I think the night time must be my “Special Angry Time” or something, because it’s always at night that I feel motivated to write. Especially about things that bug me.
I read an article today about a religious debate in Salt Lake City. It was a Presbyterian Clergyman and some LDS returned missionary who had written a book. The debate was about the nature of the God of the Bible. The Mormon guy went first, but said some things that are absolutely untrue of Mormon doctrine, then the Clergyman went and indicated the importance of trusting in the Bible completely, versus choosing particular parts to believe.
Soooo…. I got angry at people who I disagree with. It’s what we awesome and continually correct people do.
Nah, I didn’t really get mad. But it reminded me again of what an interesting problem is faced by every person on the planet. The nature of God versus Me. And I don’t mean me, greg, I mean me: any individual. Because that’s all it comes down to. For instance, look at that returned missionary guy: his ideas of God were not representative of the self-stated beliefs of the group to which he professes membership. How does that happen?
It’s the Me part.
I take some beliefs for granted as obvious that other people would heartily disagree with. For instance, I say the nature of God is absolute, but our tools for understanding God are not. I mean that God can be quantified in terms of “God is ______, and not ______.” and be correct about it while recognizing that we may not have all the skills or tools or knowledge to rightfully make that kind of absolute statement. I have met people who say that God is not absolute in any way and people who say we do have the tools that are already perfect in defining God.
I suppose when discussing theology one has to take an initial leap of faith. To say something like “Okay, I’ll go with the idea that there is a God out there and God’s nature is in some ways understandable.” That takes guts for some, I imagine. Or, in our culture, I suppose it may take a lot of guts to stand up to tradition and say “There is no God and therefore no characteristics to study.” But I personally doubt that a reasonable person can say this with the word “Absolutely” before the word “no.”
I think that every person needs to have a time of self-examination and agnosticism which should be escaped as soon as is reasonably possible. I’ll say agnosticism in terms of somebody who says “I don’t know, but I’m open to some suggestions.” As soon as you have an opinion you’ve stopped being agnostic, and you ought to try experimenting on your new faith to see if it responds in any way predicted by those who claim to be inspired by God. This should lead you to truth.

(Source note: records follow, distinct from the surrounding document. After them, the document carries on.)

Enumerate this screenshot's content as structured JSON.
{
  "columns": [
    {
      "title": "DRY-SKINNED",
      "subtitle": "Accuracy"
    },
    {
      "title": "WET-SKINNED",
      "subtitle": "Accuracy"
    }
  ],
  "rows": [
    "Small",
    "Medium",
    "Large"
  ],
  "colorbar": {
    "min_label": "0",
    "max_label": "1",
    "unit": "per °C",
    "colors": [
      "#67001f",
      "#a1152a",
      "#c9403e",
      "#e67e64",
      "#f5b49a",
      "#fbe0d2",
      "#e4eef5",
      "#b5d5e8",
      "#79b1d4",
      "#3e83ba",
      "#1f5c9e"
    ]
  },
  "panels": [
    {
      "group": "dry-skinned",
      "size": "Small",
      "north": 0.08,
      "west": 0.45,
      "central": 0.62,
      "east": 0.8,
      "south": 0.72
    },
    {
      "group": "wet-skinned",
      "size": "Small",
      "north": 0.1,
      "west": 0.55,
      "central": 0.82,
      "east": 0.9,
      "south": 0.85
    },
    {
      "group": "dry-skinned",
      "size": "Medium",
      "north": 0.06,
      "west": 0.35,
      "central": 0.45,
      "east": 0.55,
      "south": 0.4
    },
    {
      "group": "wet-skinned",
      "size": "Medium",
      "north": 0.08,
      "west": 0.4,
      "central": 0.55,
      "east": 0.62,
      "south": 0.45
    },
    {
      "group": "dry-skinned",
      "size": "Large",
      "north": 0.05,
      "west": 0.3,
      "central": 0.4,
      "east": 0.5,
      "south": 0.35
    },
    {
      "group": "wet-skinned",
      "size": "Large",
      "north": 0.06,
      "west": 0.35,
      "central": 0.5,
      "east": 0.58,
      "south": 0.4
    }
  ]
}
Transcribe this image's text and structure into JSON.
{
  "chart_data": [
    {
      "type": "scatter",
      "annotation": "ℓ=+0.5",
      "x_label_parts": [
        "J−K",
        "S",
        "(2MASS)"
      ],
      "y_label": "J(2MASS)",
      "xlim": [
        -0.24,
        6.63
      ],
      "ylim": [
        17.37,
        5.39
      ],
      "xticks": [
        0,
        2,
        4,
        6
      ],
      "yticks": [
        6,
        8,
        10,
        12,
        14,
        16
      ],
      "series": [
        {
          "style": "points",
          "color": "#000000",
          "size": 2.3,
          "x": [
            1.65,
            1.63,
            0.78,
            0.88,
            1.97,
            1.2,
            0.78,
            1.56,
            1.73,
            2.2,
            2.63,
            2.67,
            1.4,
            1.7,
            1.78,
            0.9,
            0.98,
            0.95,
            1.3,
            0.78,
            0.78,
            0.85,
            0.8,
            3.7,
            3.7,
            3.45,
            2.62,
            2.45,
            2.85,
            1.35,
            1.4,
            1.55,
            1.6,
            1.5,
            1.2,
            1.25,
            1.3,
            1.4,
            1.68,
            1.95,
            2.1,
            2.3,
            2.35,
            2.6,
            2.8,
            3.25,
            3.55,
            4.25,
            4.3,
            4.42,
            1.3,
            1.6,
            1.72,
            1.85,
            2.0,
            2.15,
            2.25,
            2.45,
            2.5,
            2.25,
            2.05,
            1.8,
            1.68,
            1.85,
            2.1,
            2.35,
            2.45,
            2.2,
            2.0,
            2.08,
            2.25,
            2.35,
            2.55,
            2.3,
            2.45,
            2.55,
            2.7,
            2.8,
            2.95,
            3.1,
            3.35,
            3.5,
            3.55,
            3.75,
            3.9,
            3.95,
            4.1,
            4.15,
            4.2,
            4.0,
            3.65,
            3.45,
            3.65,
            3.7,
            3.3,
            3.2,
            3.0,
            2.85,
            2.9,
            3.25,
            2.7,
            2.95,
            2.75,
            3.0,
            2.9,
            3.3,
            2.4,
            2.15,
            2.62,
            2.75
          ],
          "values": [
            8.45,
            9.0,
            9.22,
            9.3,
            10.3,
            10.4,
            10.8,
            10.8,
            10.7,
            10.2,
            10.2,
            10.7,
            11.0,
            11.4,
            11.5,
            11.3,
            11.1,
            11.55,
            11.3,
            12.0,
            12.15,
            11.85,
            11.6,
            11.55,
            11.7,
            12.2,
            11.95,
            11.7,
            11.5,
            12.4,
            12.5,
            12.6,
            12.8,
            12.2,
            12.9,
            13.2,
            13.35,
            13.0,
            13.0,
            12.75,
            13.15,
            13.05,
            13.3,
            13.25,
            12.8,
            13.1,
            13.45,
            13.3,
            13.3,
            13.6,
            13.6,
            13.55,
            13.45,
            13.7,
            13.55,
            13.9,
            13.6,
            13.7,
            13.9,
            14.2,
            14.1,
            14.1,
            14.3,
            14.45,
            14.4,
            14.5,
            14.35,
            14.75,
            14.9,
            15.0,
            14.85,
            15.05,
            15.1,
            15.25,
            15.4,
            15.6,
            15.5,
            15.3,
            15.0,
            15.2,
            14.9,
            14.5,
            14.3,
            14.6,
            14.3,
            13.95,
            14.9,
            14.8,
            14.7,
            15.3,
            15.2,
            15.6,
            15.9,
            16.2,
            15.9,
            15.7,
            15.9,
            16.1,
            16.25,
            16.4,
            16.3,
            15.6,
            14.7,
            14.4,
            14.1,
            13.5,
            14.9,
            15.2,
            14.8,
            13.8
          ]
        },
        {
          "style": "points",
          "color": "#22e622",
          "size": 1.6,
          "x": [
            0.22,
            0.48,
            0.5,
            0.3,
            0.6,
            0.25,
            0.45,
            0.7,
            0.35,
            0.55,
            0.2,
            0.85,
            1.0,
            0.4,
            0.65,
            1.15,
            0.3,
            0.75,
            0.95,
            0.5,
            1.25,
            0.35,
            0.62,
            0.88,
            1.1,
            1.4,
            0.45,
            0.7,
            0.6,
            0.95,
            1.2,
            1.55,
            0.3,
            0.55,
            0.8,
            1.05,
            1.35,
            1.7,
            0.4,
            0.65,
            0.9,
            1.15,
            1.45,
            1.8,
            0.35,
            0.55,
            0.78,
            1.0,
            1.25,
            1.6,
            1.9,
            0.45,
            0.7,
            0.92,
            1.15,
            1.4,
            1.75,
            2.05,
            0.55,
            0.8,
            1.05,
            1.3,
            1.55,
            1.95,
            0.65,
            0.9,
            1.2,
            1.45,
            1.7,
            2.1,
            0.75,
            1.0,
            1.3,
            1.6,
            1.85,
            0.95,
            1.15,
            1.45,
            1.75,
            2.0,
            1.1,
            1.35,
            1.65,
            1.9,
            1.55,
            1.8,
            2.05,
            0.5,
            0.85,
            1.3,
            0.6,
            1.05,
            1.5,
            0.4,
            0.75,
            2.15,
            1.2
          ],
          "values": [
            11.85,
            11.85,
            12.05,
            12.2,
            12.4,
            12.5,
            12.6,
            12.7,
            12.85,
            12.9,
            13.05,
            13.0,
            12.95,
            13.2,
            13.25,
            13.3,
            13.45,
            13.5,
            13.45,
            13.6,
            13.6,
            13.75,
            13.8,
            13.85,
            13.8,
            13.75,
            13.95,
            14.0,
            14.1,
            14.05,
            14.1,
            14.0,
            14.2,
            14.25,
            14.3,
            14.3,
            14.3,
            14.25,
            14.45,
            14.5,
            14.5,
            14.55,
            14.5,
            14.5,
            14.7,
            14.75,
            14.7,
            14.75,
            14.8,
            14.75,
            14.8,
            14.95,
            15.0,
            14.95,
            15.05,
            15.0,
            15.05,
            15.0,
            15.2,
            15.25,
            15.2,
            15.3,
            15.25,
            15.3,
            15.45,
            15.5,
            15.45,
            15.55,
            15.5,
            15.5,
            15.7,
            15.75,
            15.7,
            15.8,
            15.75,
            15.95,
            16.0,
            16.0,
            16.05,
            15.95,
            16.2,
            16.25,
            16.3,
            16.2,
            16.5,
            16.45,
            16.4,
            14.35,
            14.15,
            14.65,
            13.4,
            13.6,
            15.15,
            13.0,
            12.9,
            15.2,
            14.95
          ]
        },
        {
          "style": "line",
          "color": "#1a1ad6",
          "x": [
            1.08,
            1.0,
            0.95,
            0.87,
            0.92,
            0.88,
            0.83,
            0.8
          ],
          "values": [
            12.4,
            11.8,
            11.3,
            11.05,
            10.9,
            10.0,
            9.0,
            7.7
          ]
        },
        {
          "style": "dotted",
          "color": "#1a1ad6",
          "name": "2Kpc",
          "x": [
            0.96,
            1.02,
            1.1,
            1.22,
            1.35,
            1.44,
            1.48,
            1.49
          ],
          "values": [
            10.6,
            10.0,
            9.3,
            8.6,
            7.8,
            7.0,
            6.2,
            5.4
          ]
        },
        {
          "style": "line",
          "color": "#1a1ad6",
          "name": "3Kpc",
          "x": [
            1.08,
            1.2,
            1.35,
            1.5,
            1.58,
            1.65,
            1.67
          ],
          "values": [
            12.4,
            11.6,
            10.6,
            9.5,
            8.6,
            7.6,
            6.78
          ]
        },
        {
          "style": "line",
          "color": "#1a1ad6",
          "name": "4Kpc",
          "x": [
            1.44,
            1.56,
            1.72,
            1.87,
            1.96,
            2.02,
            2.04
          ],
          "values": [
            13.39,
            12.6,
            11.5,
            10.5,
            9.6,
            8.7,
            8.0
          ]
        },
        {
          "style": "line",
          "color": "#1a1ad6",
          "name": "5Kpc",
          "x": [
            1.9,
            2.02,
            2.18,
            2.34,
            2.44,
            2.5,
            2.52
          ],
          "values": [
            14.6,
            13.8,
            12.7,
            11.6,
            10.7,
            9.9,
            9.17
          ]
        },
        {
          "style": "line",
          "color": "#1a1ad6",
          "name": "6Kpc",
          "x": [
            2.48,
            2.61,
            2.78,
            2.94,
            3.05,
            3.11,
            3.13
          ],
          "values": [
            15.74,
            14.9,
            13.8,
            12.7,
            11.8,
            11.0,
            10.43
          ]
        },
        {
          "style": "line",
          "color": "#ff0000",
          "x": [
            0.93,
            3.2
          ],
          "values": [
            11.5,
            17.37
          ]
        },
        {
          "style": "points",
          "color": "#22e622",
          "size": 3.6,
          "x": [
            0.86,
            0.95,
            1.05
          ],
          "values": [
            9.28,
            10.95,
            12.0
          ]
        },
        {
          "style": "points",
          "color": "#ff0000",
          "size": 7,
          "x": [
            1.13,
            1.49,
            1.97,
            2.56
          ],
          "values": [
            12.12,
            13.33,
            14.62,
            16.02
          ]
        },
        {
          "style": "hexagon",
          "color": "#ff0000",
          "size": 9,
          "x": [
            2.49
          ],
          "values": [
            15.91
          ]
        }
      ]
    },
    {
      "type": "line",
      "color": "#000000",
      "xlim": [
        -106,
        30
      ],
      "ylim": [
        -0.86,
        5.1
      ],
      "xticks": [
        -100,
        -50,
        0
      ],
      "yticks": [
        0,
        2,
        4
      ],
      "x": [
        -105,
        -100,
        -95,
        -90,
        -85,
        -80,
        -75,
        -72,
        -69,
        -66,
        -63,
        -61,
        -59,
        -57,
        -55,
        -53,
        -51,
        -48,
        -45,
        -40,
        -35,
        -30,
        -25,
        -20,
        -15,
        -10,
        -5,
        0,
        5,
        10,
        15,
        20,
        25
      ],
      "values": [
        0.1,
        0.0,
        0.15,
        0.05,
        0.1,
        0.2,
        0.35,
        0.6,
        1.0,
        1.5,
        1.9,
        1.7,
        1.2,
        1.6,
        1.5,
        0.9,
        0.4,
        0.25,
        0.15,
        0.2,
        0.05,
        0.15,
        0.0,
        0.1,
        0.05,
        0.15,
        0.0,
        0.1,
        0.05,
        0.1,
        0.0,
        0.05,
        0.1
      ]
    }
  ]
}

I feel that truth is absolute, and, as my comm 4040 professor said earlier today, “reality is reality. Call the chair what you will it won’t change the fact that it’s a chair.” I also believe that the truth is to be sought after and tested by experimentation for our benefit.
I don’t have a place I’m going with this. I’m just mad at people who want to argue the semantics of topics like “What is real? what is truth? what is good? what is God? What is the purpose of life?” You get a lot of that in eastern culture. But I’m also mad at the mindless acceptance and faithless religion like we see so often in the west. It’s often the flip-side of the same coin. We say things like “God is good” or “Be saved.” without thinking about anything else. These attitudes both teach us to ignore the nature of God and focus on ourselves. These attitudes give us opportunity to debate, rationalize, and lean on our own understanding and perspectives.
If somebody believes the bible, they shouldn’t just believe the words that were written, they should believe the patterns as representative of how God acts.
Nobody “Doesn’t know” what he or she believes. They’re just too _____ to test out what they believe by analyzing, experimenting, evaluating, and growing.
I tend to think this God stuff is important. Many people have said it, but Oingo Boingo said it best: No one lives forever. It might just be that there’s a reason for that. It could be conceivable that if there is a God and this is all somehow God’s doing, there’s more to existence than just this brief span called life.
People say “I’ll find out when I get there.” but what if all these professors of religion are right and once you ‘get there’ it’s too late? Isn’t that worth checking into at least?
It’s too late in the evening for me to write this stuff. I just get more and more confrontational, and, despite how it appears and how I’ve been writing, I don’t think confrontational is any kind of way to foster personal growth.
Of course, that’s just my opinion.
I could be wrong.
I suppose I had better end with some things that I can feel confident in saying “I know.” Why? Simply through experience. For example:
I know there is a God and he is vastly beyond my own understanding. I also know there are miracles. I know that scripture can be a tool to help us understand more about God and our relationship with him. I know that the power of God is on the Earth today. I have felt the power of God given to man. I know that prayer is real and effective. I know that keeping commandments as given in scripture really does make a person happier.
I am willing to discuss, in a more private and personal way, the specifics of the events that have led me to this, my spirituality.